Technical Abstract: Agricultural activities throughout the Mississippi River Basin have been identified as a major source of nutrient pollution, particularly nitrogen from fertilizer application, to downstream waters including the Gulf of Mexico. Utilizing best management practices, such as low-grade weirs have been identified as a potential solution to mitigate nutrient loads in agricultural runoff.
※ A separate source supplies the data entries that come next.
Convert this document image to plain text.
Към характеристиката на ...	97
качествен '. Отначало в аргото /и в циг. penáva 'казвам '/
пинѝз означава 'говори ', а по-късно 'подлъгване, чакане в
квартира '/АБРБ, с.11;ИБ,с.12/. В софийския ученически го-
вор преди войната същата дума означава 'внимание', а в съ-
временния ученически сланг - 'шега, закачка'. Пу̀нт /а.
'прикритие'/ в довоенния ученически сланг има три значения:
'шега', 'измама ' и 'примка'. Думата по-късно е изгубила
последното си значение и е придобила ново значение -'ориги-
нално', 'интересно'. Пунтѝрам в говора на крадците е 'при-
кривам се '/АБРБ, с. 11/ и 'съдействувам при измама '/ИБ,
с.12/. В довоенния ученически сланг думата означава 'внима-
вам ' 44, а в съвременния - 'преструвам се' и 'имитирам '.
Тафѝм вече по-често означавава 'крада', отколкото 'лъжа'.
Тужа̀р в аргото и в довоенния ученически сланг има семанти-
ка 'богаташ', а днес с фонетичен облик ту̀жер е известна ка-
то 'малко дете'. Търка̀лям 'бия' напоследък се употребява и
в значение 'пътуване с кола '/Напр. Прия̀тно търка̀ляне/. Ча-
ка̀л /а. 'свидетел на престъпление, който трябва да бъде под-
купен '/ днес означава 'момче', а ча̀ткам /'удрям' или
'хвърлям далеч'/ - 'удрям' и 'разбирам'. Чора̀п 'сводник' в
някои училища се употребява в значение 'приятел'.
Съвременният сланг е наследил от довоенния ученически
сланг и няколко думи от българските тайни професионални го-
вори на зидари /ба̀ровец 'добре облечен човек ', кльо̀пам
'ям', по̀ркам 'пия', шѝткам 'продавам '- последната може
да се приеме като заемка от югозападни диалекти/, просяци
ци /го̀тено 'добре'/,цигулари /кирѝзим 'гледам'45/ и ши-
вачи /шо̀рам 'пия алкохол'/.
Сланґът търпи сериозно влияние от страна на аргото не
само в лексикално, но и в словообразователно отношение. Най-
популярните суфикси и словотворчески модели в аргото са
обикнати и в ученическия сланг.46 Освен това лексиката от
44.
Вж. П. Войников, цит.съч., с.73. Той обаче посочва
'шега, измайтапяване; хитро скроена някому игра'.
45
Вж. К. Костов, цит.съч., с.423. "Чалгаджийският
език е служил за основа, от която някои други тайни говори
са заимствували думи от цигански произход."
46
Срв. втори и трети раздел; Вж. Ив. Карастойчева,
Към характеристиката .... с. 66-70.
This study assessed the impacts of weir implementation in four agricultural drainage ditches (three with weirs and one control site) in the Mississippi Delta region on 1) denitrifying microbe abundance utilizing functional genes (nosZ, nirS, and nirK) via quantitative polymerase-chain reaction (qPCR), 2) microbial communities via terminal-restriction fragment length polymorphism (T-RFLP) of 16s rRNA, and 3) soil physiochemical parameters (soil C, N, moisture, and vegetation presence). Quantification using qPCR of 16S rRNA genes and nosZ and nirS genes was successful, however, nirK, was found to be below detection limit of 5,000 gc/g soil. Weir proximity was negatively correlated with 16S rRNA and soil moisture, thus 16S rRNA and soil moisture decreased as distance from weir increased. Subsequently, soil moisture was positively correlated with 16s rRNA and nirS abundance. Results of empirical Bayesian kriging did not exhibit obvious patterns of microbial diversity in relation to weir proximity and weirs were not found to directly influence microbial diversity. Microbial community diversity was, however, found to be significantly greater during fall 2012 than at all sites with weirs in spring 2013 (p<0.0001) and the control site in spring 2013 (p=0.001). Seasonal trends in microbial abundance also showed 16s rRNA, nirS, and soil moisture to be higher in fall than spring. Results highlight that weirs were not found to have adverse impacts on microbial diversity, abundance, or soil chemical parameters. Results support the potential benefits of weirs to enhance drainage ditch environments for denitrifying microbes and potential N remediation from agricultural runoff, mitigating impacts to downstream water resources.